«Warum schlägst du nicht einfach zurück?»
Gewaltdelikte
in einer Beziehung bleiben oft unerkannt. Meistens ist die Frau das Opfer. Es
gibt aber auch immer mehr Gewalt gegen Männer. Als Mann sei es schwer, sich als
Opfer zu erkennen zu geben. Das sagt Manfred Schneeberger in seinem Büro in
Luzern. Er begleitet Männer, die Gewalt in ihrer Beziehung erlebt haben.
Von Frauen
angewandte Gewalt sei viel subtiler, so Schneeberger: «Ich habe in den fünf Jahren
schon vieles gesehen, das mich überrascht hat». Männer seien mit Vorurteilen
konfrontiert: «Sie hören dann Sachen wie ‹Warum schlägst du nicht einfach
zurück?›, er sei ja schliesslich ein starker Mann».

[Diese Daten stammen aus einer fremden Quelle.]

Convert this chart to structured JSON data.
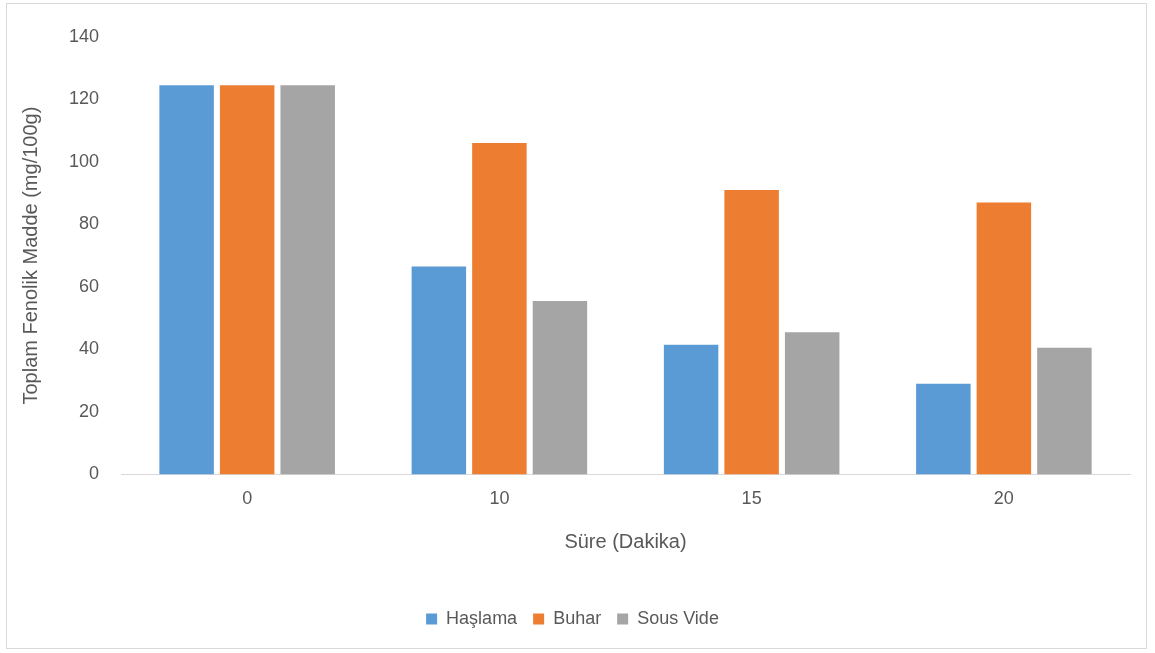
{
  "chart_data": {
    "type": "bar",
    "xlabel": "Süre (Dakika)",
    "ylabel": "Toplam Fenolik Madde (mg/100g)",
    "categories": [
      "0",
      "10",
      "15",
      "20"
    ],
    "series": [
      {
        "name": "Haşlama",
        "color": "#5b9bd5",
        "values": [
          124.5,
          66.5,
          41.5,
          29
        ]
      },
      {
        "name": "Buhar",
        "color": "#ed7d31",
        "values": [
          124.5,
          106,
          91,
          87
        ]
      },
      {
        "name": "Sous Vide",
        "color": "#a5a5a5",
        "values": [
          124.5,
          55.5,
          45.5,
          40.5
        ]
      }
    ],
    "ylim": [
      0,
      140
    ],
    "yticks": [
      0,
      20,
      40,
      60,
      80,
      100,
      120,
      140
    ],
    "grid": false,
    "legend": "bottom"
  }
}
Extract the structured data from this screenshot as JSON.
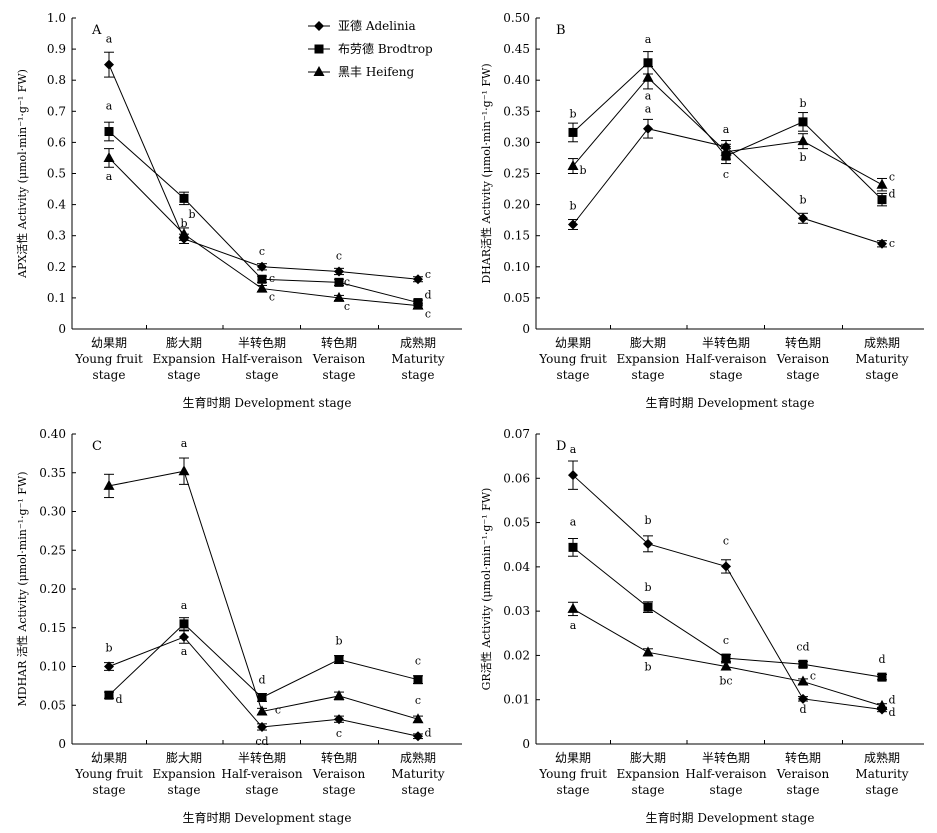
{
  "figure": {
    "xlabel": "生育时期 Development stage",
    "stages": [
      [
        "幼果期",
        "Young fruit",
        "stage"
      ],
      [
        "膨大期",
        "Expansion",
        "stage"
      ],
      [
        "半转色期",
        "Half-veraison",
        "stage"
      ],
      [
        "转色期",
        "Veraison",
        "stage"
      ],
      [
        "成熟期",
        "Maturity",
        "stage"
      ]
    ],
    "legend": [
      "亚德 Adelinia",
      "布劳德 Brodtrop",
      "黑丰 Heifeng"
    ],
    "colors": {
      "axis": "#000000",
      "series": "#000000",
      "background": "#ffffff"
    }
  },
  "chart_data": [
    {
      "type": "line",
      "panel": "A",
      "ylabel": "APX活性 Activity (μmol·min⁻¹·g⁻¹ FW)",
      "ylim": [
        0,
        1.0
      ],
      "yticks": [
        "0",
        "0.1",
        "0.2",
        "0.3",
        "0.4",
        "0.5",
        "0.6",
        "0.7",
        "0.8",
        "0.9",
        "1.0"
      ],
      "categories": [
        "Young fruit stage",
        "Expansion stage",
        "Half-veraison stage",
        "Veraison stage",
        "Maturity stage"
      ],
      "legend_position": "top-right",
      "series": [
        {
          "name": "亚德 Adelinia",
          "marker": "diamond",
          "values": [
            0.85,
            0.29,
            0.2,
            0.185,
            0.16
          ],
          "errors": [
            0.04,
            0.015,
            0.01,
            0.01,
            0.008
          ],
          "letters": [
            "a",
            "b",
            "c",
            "c",
            "c"
          ]
        },
        {
          "name": "布劳德 Brodtrop",
          "marker": "square",
          "values": [
            0.635,
            0.42,
            0.16,
            0.15,
            0.085
          ],
          "errors": [
            0.03,
            0.02,
            0.01,
            0.01,
            0.008
          ],
          "letters": [
            "a",
            "",
            "c",
            "c",
            "d"
          ]
        },
        {
          "name": "黑丰 Heifeng",
          "marker": "triangle",
          "values": [
            0.55,
            0.305,
            0.13,
            0.1,
            0.075
          ],
          "errors": [
            0.03,
            0.02,
            0.01,
            0.008,
            0.008
          ],
          "letters": [
            "a",
            "b",
            "c",
            "c",
            "c"
          ]
        }
      ]
    },
    {
      "type": "line",
      "panel": "B",
      "ylabel": "DHAR活性 Activity (μmol·min⁻¹·g⁻¹ FW)",
      "ylim": [
        0,
        0.5
      ],
      "yticks": [
        "0",
        "0.05",
        "0.10",
        "0.15",
        "0.20",
        "0.25",
        "0.30",
        "0.35",
        "0.40",
        "0.45",
        "0.50"
      ],
      "categories": [
        "Young fruit stage",
        "Expansion stage",
        "Half-veraison stage",
        "Veraison stage",
        "Maturity stage"
      ],
      "series": [
        {
          "name": "亚德 Adelinia",
          "marker": "diamond",
          "values": [
            0.168,
            0.322,
            0.293,
            0.178,
            0.137
          ],
          "errors": [
            0.008,
            0.015,
            0.01,
            0.008,
            0.005
          ],
          "letters": [
            "b",
            "a",
            "a",
            "b",
            "c"
          ]
        },
        {
          "name": "布劳德 Brodtrop",
          "marker": "square",
          "values": [
            0.316,
            0.428,
            0.278,
            0.333,
            0.208
          ],
          "errors": [
            0.015,
            0.018,
            0.012,
            0.015,
            0.01
          ],
          "letters": [
            "b",
            "a",
            "c",
            "b",
            "d"
          ]
        },
        {
          "name": "黑丰 Heifeng",
          "marker": "triangle",
          "values": [
            0.262,
            0.404,
            0.285,
            0.302,
            0.232
          ],
          "errors": [
            0.012,
            0.018,
            0.012,
            0.012,
            0.01
          ],
          "letters": [
            "b",
            "a",
            "",
            "b",
            "c"
          ]
        }
      ]
    },
    {
      "type": "line",
      "panel": "C",
      "ylabel": "MDHAR 活性 Activity (μmol·min⁻¹·g⁻¹ FW)",
      "ylim": [
        0,
        0.4
      ],
      "yticks": [
        "0",
        "0.05",
        "0.10",
        "0.15",
        "0.20",
        "0.25",
        "0.30",
        "0.35",
        "0.40"
      ],
      "categories": [
        "Young fruit stage",
        "Expansion stage",
        "Half-veraison stage",
        "Veraison stage",
        "Maturity stage"
      ],
      "series": [
        {
          "name": "亚德 Adelinia",
          "marker": "diamond",
          "values": [
            0.1,
            0.138,
            0.022,
            0.032,
            0.01
          ],
          "errors": [
            0.005,
            0.008,
            0.004,
            0.004,
            0.003
          ],
          "letters": [
            "b",
            "a",
            "cd",
            "c",
            "d"
          ]
        },
        {
          "name": "布劳德 Brodtrop",
          "marker": "square",
          "values": [
            0.063,
            0.155,
            0.06,
            0.109,
            0.083
          ],
          "errors": [
            0.004,
            0.008,
            0.005,
            0.005,
            0.005
          ],
          "letters": [
            "d",
            "a",
            "d",
            "b",
            "c"
          ]
        },
        {
          "name": "黑丰 Heifeng",
          "marker": "triangle",
          "values": [
            0.333,
            0.352,
            0.042,
            0.062,
            0.032
          ],
          "errors": [
            0.015,
            0.017,
            0.004,
            0.005,
            0.004
          ],
          "letters": [
            "",
            "a",
            "c",
            "",
            "c"
          ]
        }
      ]
    },
    {
      "type": "line",
      "panel": "D",
      "ylabel": "GR活性 Activity (μmol·min⁻¹·g⁻¹ FW)",
      "ylim": [
        0,
        0.07
      ],
      "yticks": [
        "0",
        "0.01",
        "0.02",
        "0.03",
        "0.04",
        "0.05",
        "0.06",
        "0.07"
      ],
      "categories": [
        "Young fruit stage",
        "Expansion stage",
        "Half-veraison stage",
        "Veraison stage",
        "Maturity stage"
      ],
      "series": [
        {
          "name": "亚德 Adelinia",
          "marker": "diamond",
          "values": [
            0.0607,
            0.0452,
            0.0401,
            0.0102,
            0.0078
          ],
          "errors": [
            0.0032,
            0.0018,
            0.0015,
            0.0005,
            0.0005
          ],
          "letters": [
            "a",
            "b",
            "c",
            "d",
            "d"
          ]
        },
        {
          "name": "布劳德 Brodtrop",
          "marker": "square",
          "values": [
            0.0444,
            0.0309,
            0.0194,
            0.018,
            0.0151
          ],
          "errors": [
            0.002,
            0.0012,
            0.0008,
            0.0006,
            0.0006
          ],
          "letters": [
            "a",
            "b",
            "c",
            "cd",
            "d"
          ]
        },
        {
          "name": "黑丰 Heifeng",
          "marker": "triangle",
          "values": [
            0.0305,
            0.0207,
            0.0175,
            0.0141,
            0.0086
          ],
          "errors": [
            0.0015,
            0.0008,
            0.0008,
            0.0006,
            0.0005
          ],
          "letters": [
            "a",
            "b",
            "bc",
            "c",
            "d"
          ]
        }
      ]
    }
  ]
}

Männer machen einen «ZwüscheHalt» im Leben
Wenn es Zuhause nicht mehr geht, muss schnell eine Lösung gefunden werden. Da kommt der Verein «ZwüscheHalt» ins Spiel. Der Verein bietet die Möglichkeit, einige Zeit in einer sicheren Umgebung zu wohnen. Mittlerweile gibt es Plätze in Luzern, Bern und Zürich. «Wir begleiten die Männer intensiv durch die schwere Zeit», sagt Manfred Schneeberger. Es zeige sich auch, wann die Probleme in Familien zunehmen: «Der Streit an Weihnachten oder Gewaltausübung in den Sommerferien ist der berühmte Tropfen, der das Fass zum Überlaufen bringt. In diesen Zeiten haben wir mehr Anfragen».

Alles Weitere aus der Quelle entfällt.